Un soupir franchit ses lèvres. Comme il aimerait connaître son avenir. Pouvoir faire des sauts dans le futur et revenir dans le présent afin de pouvoir modifier certain aspect de sa vie future qui ne lui plairait pas ou tout simplement revenir dans le passé afin de changer le futur. Oh Oui ! Cela serait trop cool de pouvoir traverser le temps ! S'il avait cette faculté, il aurait pu revenir au jour du concours d'entrée et modifier ses réponses. Ou bien, juste avoir des visions du futur comme dans les films de science-fiction dont il adorait. D'ailleurs, si l'adolescent avait un vœu à faire maintenant, ça serait celui-là. Connaître le futur.
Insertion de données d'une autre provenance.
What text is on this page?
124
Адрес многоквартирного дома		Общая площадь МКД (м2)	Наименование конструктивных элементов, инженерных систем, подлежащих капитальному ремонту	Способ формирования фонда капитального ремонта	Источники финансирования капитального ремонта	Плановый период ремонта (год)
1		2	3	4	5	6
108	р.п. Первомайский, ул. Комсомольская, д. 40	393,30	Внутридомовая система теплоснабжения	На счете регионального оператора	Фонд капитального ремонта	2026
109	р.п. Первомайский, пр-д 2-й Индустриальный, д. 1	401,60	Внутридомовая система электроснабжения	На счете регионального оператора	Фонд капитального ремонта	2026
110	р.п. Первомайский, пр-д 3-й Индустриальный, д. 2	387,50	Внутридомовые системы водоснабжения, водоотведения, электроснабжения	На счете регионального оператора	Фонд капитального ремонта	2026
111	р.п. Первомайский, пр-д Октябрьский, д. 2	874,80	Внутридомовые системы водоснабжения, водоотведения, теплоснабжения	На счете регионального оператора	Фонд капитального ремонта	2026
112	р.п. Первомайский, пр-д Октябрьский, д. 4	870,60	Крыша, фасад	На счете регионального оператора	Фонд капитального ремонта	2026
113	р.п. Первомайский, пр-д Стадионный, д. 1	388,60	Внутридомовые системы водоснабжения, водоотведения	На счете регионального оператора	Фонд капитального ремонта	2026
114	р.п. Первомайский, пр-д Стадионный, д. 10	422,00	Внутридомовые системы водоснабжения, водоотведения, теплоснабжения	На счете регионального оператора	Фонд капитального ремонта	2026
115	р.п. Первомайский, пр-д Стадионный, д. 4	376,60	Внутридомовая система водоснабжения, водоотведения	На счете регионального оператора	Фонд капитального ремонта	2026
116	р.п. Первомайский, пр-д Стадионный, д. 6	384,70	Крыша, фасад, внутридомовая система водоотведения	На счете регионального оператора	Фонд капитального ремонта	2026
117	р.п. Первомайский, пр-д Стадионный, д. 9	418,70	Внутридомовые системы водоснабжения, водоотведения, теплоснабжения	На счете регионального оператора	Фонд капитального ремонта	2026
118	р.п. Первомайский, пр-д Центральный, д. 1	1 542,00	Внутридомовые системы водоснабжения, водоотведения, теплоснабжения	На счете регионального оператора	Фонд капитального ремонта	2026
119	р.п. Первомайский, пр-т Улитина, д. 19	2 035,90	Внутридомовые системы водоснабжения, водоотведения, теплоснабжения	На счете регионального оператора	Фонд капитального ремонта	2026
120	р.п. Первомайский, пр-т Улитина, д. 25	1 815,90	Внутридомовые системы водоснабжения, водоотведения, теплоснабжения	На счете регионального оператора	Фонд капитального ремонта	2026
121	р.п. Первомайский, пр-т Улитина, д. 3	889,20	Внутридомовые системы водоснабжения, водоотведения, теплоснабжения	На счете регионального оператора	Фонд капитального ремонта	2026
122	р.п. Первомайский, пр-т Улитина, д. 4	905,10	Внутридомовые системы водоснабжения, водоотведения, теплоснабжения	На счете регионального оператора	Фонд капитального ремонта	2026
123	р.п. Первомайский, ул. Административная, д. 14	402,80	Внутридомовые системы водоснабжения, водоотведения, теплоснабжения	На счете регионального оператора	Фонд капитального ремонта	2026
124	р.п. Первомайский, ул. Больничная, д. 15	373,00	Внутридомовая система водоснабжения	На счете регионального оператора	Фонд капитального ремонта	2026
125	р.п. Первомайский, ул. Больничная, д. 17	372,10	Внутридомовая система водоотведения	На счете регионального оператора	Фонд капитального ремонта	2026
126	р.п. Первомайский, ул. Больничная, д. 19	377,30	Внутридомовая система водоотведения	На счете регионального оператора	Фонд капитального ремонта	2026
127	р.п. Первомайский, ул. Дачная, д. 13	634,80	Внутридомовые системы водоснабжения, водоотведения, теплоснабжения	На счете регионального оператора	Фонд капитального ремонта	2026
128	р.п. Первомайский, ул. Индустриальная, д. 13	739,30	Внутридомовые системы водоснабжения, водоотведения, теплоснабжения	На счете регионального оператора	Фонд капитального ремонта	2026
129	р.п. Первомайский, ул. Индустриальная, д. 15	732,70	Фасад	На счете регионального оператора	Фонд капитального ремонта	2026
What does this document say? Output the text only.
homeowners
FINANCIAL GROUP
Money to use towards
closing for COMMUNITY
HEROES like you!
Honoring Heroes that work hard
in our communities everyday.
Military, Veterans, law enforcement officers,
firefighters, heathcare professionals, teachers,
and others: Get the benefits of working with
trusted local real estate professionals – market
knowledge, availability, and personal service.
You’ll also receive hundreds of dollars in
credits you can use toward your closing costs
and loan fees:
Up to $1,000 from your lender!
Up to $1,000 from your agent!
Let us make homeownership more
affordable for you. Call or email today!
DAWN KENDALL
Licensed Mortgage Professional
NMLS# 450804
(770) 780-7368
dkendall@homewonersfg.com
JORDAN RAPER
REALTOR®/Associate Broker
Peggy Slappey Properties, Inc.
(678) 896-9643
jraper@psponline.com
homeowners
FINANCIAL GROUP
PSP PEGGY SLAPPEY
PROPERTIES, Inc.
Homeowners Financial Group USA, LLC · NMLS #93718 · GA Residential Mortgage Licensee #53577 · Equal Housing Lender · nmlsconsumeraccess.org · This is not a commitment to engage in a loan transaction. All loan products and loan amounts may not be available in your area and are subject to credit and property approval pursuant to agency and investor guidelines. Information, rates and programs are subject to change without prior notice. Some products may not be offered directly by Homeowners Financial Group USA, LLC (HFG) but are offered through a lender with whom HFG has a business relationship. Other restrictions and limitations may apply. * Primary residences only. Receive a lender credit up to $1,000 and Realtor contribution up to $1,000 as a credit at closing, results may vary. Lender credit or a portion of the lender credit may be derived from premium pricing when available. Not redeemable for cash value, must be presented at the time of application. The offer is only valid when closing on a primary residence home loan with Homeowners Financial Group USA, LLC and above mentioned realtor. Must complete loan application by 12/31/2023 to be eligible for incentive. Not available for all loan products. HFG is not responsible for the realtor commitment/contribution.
Hideto sorti de ses pensées en remarquant que le bus passait au rouge. Et là, le jeune garçon comprit qu'il allait mourir en voyant un camion foncer sur eux à toute vitesse. Jamais le camion ne pourrait freiner à temps pour les éviter.

-Attention ! Hurla l'un des passagers à l'adresse du conducteur.

Les larmes aux yeux, la bouche grande ouverte dans un cri muet, cloué sur son siège par la peur, il réussit à lever ses bras au-dessus de sa tête dans un réflexe de survie. Sa tête fut violement projetée contre le siège de devant dans un horrible bruit de klaxon, de tôle froissée et de hurlements. Des morceaux de verre le coupèrent aux bras et aux mains. A moitié sonné par le choc, la vue embrouillée et la peur au ventre, Hideto se sentit sombrer dans l'inconscience.